Johannesburg, South Africa -- Johannesburg Water SOC Ltd., which provides sanitation to South Africa’s biggest city, plans to expand power capacity from a biogas plant almost fourfold, cutting reliance on electricity from the state utility.
The combined heat and power generation plant at the Northern waste water treatment works uses sewage sludge and has 1.2 megawatts of generation capacity, reducing Johannesburg Water’s need for power from provider Eskom Holdings SOC Ltd. by 15 percent, Karl Juncker, managing director of WEC Projects (Pty) Ltd., which designed and built the plant, told reporters in the city yesterday.
“We plan to build more plants and expand to about 4.5 megawatts in the next four to five years,” which could cut Johannesburg Water’s electricity requirement from Eskom by as much as 60 percent, Junker said. One megawatt is enough to power about 500 to 1,000 U.S. homes.
South Africa, where chronic electricity shortages led to the suspension of mines and factories in 2008, has embarked on a program to boost generation by awarding contracts to build wind, solar and biomass plants. The renewable-energy drive is used to cut reliance on coal, which it uses for 80 percent of power generation.
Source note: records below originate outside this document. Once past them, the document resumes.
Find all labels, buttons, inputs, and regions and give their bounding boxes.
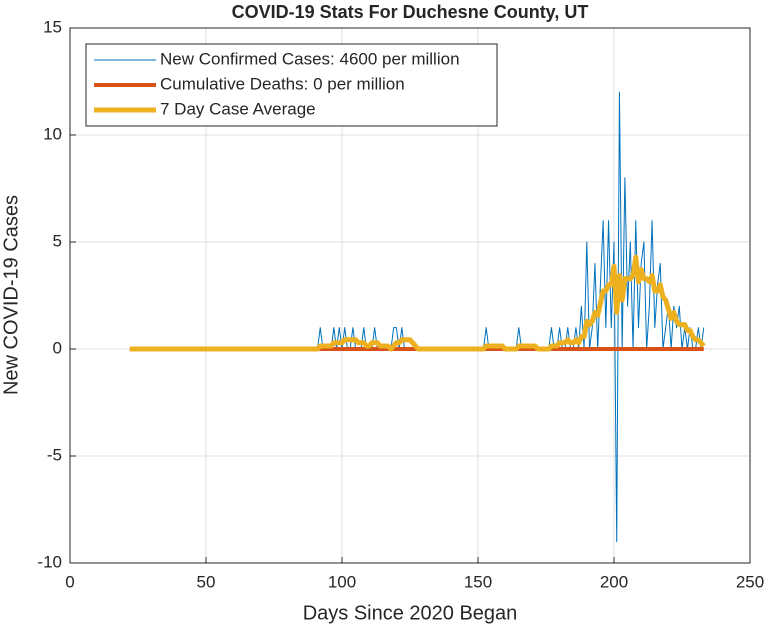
y-tick-label: -5	[47, 445, 62, 464]
plot-frame	[69, 27, 751, 564]
y-tick-label: 10	[43, 124, 62, 143]
x-tick-label: 250	[736, 572, 764, 591]
x-tick-label: 100	[328, 572, 356, 591]
series-line	[129, 254, 706, 352]
y-tick-label: 15	[43, 17, 62, 36]
legend-label: Cumulative Deaths: 0 per million	[160, 74, 405, 93]
y-tick-label: -10	[37, 552, 62, 571]
y-axis-label: New COVID-19 Cases	[0, 195, 22, 395]
legend-label: 7 Day Case Average	[160, 99, 316, 118]
y-tick-label: 0	[53, 338, 62, 357]
x-tick-label: 0	[65, 572, 74, 591]
legend: New Confirmed Cases: 4600 per million Cum…	[85, 43, 498, 127]
x-tick-label: 200	[600, 572, 628, 591]
x-tick-label: 150	[464, 572, 492, 591]
x-tick-label: 50	[197, 572, 216, 591]
legend-label: New Confirmed Cases: 4600 per million	[160, 49, 460, 68]
x-axis-label: Days Since 2020 Began	[303, 602, 518, 624]
y-tick-label: 5	[53, 231, 62, 250]
chart-title: COVID-19 Stats For Duchesne County, UT	[232, 2, 589, 22]
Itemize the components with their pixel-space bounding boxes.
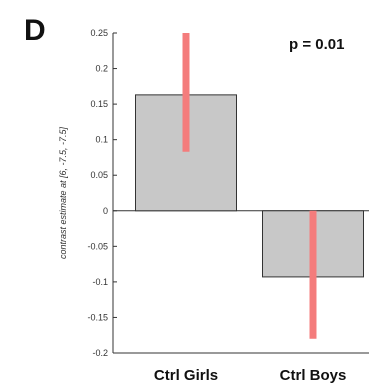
y-tick-label: 0.1	[95, 135, 108, 145]
y-tick-label: -0.1	[92, 277, 108, 287]
y-axis-label: contrast estimate at [6, -7.5, -7.5]	[58, 126, 68, 259]
y-tick-label: 0.05	[90, 170, 108, 180]
category-label-0: Ctrl Girls	[154, 367, 218, 384]
y-tick-label: -0.15	[87, 312, 108, 322]
y-tick-label: 0.25	[90, 28, 108, 38]
y-tick-label: -0.05	[87, 241, 108, 251]
panel-letter: D	[24, 14, 46, 47]
y-tick-label: 0.2	[95, 64, 108, 74]
error-bars	[182, 33, 317, 339]
y-tick-label: 0.15	[90, 99, 108, 109]
bars	[135, 94, 364, 278]
category-labels: Ctrl Girls Ctrl Boys	[154, 367, 346, 384]
category-label-1: Ctrl Boys	[280, 367, 347, 384]
y-tick-label: 0	[103, 206, 108, 216]
y-tick-label: -0.2	[92, 348, 108, 358]
p-value-annotation: p = 0.01	[289, 36, 344, 53]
The cost of the facility, which has been producing electricity for a year, and a second plant at the Driefontein water works is about 67 million rand ($7 million), WEC said in an e-mailed statement.
The cost of electricity that Johannesburg Water will need to run its six waste-treatment facilities will triple to more than 300 million rand annually in the next seven to 10 years from about 95 million a year now, Peter Louw, a project engineer for the utility, said in the statement. The six plants have the potential to produce 8.5 megawatts of power, he said.